The harmonies of the instruments and claps of the proud presenters of Qawalli on the stage of Lucknow Literature Festival 2016, compelled me to open to the echoes of wisdom. I had lost my conscience to the roots of my own existence. There was something ironic in the goosebumps I felt sitting there in the mainstream audience. The truth revealed itself in appreciable span of time. This ecstatic Qawalli performance was slowly and steadily losing its glory under the oblivion’s curse.
“You are a sufi when your heart is as soft and as warm as wool.”
The aura was so surreal that it promenaded along my horizon for many mornings that followed. Their priceless efforts to keep this art form, inherited from the world of yesterday, alive were raising a tempest of thoughts in my mind. The twenty-four hours in an artist’s life and that too in a city of civilized culture must be so tough!

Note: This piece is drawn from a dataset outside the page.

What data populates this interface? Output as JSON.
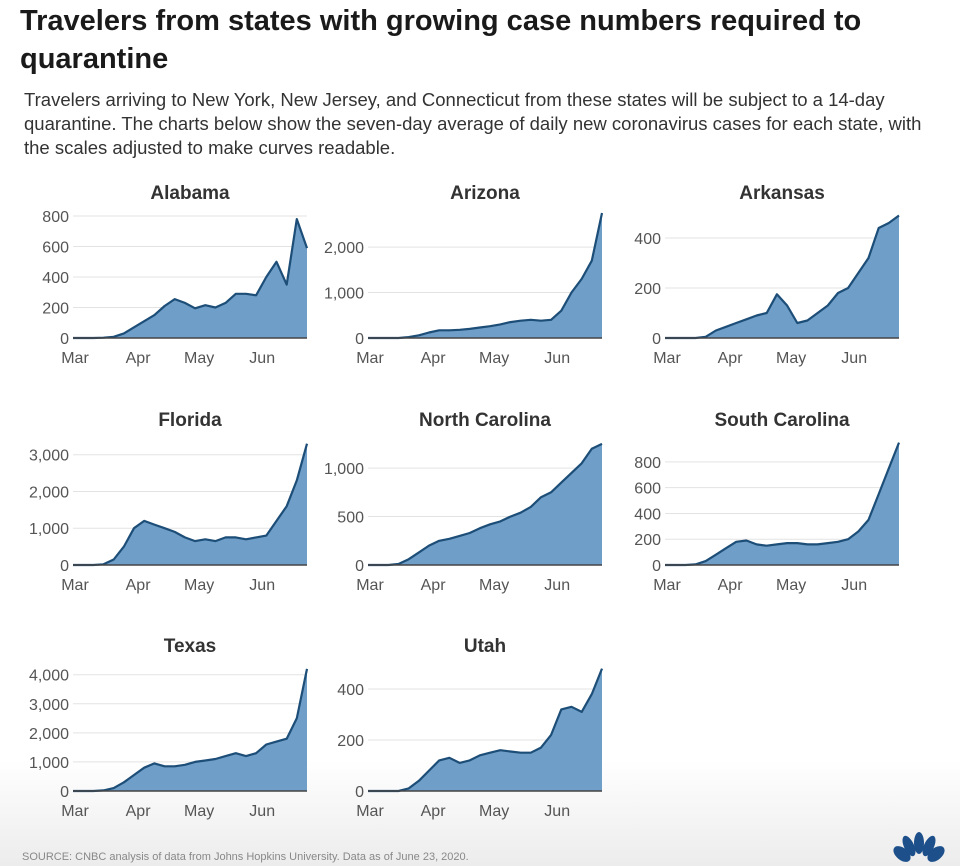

Warsi Brothers, residents of Balaganj (Lucknow) uphold the pride of keeping this art form alive since generations. The tradition dates back more than 700 years ago, when Qawalli were performed at Sufi shrines and dargahs. It was believed that Qawalli resulted in fulfilment of wishes. It was inspiring to find that all the members performing, belonged to the same family and shared the same concern for the vanishing Qawalli. The only places where relics of Qawalli exist are Ajmer Sharif, Haji Waris Ali Shah, Nizamuddin Aulia, Shahmina Shah and Deva Sharif. Under such circumstances, these people are making persistent efforts to keep this traditional art form alive, while somehow managing their livelihood.
“Bhar do jholi meri ya Muhammad (pbuh), dar se tere na jaunga khali”
Sufism is the religion of heart and the city of Lucknow has a heart. I feel, each one of us who hails from this city, has a heart for Qawalli. Let us lend our hands to shelter this art form from Oblivion’s Curse.